Mr. Dulles also pointed out that large elements in the new world-wide Soviet program of assistance to underdeveloped countries consisted at this time of promises rather than of actual deliveries. Beyond this, in explanation of the Soviet success, Mr. Dulles said that the Soviet program took account of the special [Page 33] circumstances which existed in a particular underdeveloped country. The pattern of trade also played a role; for example, the Soviets appeared happy to help Burma dispose of its consistent rice surpluses. Finally, and perhaps most important, Mr. Dulles restated the thesis that many of these underdeveloped countries had been enormously impressed by what the Soviet Union had accomplished, virtually unaided, in developing its industrialization over a very brief period of time. Since this success was largely attributed to the Communist system, the governments of many underdeveloped countries drew the deduction that a Communist system would likewise prove most efficient in accomplishing their own industrialization. It was also plain that many of these countries believed that they could play off Soviet and U.S. assistance against one another.

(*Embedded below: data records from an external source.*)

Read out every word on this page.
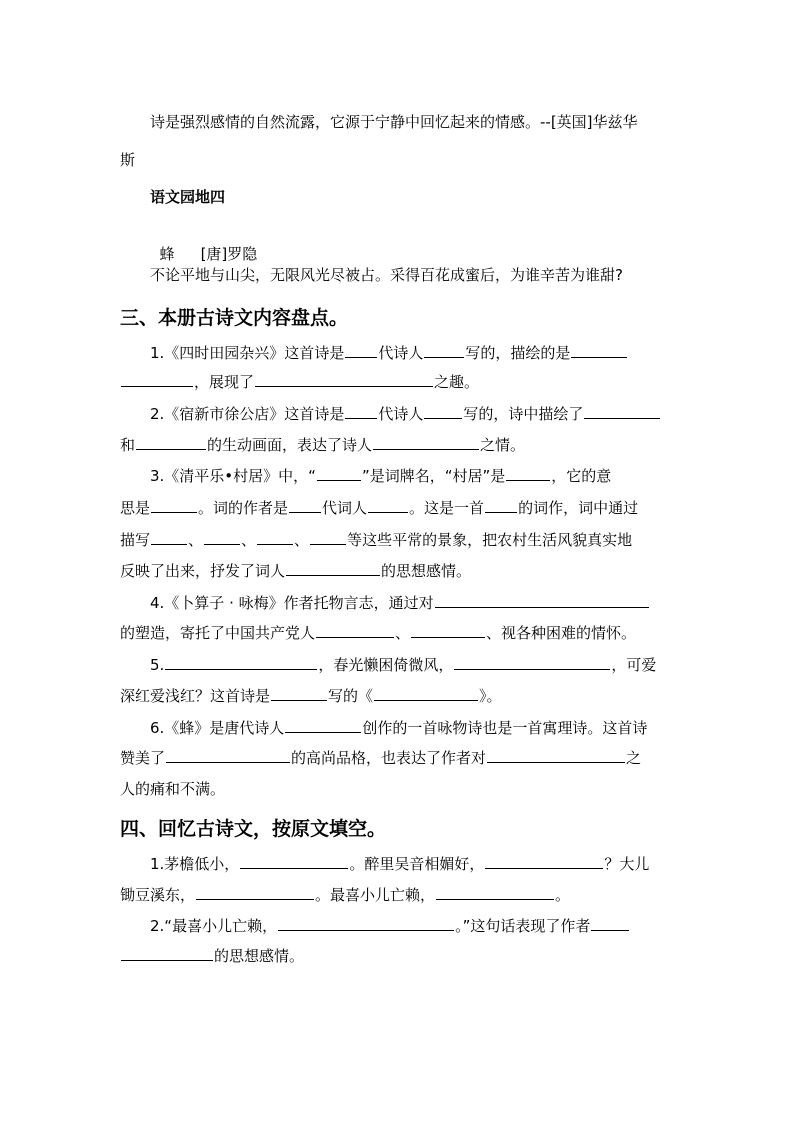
诗是强烈感情的自然流露，它源于宁静中回忆起来的情感。--[英国]华兹华
斯
语文园地四

蜂 [唐]罗隐

不论平地与山尖，无限风光尽被占。采得百花成蜜后，为谁辛苦为谁甜?
三、本册古诗文内容盘点。
1.《四时田园杂兴》这首诗是 代诗人	写的，描绘的是
，展现了	之趣。
2.《宿新市徐公店》这首诗是 代诗人	写的，诗中描绘了
和	的生动画面，表达了诗人	之情。
3.《清平乐•村居》中，“	”是词牌名，“村居”是	，它的意
思是	。词的作者是 代词人	。这是一首 的词作，词中通过
描写	、	、	、	等这些平常的景象，把农村生活风貌真实地
反映了出来，抒发了词人	的思想感情。
4.《卜算子 · 咏梅》作者托物言志，通过对
的塑造，寄托了中国共产党人	、	、视各种困难的情怀。
5.	，春光懒困倚微风，	，可爱
深红爱浅红？这首诗是	写的《	》。
6.《蜂》是唐代诗人	创作的一首咏物诗也是一首寓理诗。这首诗
赞美了	的高尚品格，也表达了作者对	之
人的痛和不满。
四、回忆古诗文，按原文填空。
1.茅檐低小，	。醉里吴音相媚好，	？大儿
锄豆溪东，	。最喜小儿亡赖，	。
2.“最喜小儿亡赖，	。”这句话表现了作者
的思想感情。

Mr. Dulles concluded his remarks on this subject by pointing out how difficult it was to impress on the states in question the dangers of Soviet penetration through the agency of alleged assistance programs.

Mr. Dulles concluded his intelligence briefing with remarks on the difficult situations confronting the governments of the ABC powers in Latin America.

The National Security Council: 3

Noted and discussed an oral briefing on the subject by the Director of Central Intelligence, with specific reference to the situation in Berlin; developments in the French electoral situation; the Soviet assistance program to underdeveloped countries; new rail communications between the Soviet Union and Communist China; and the situations in Brazil, Argentina and Chile.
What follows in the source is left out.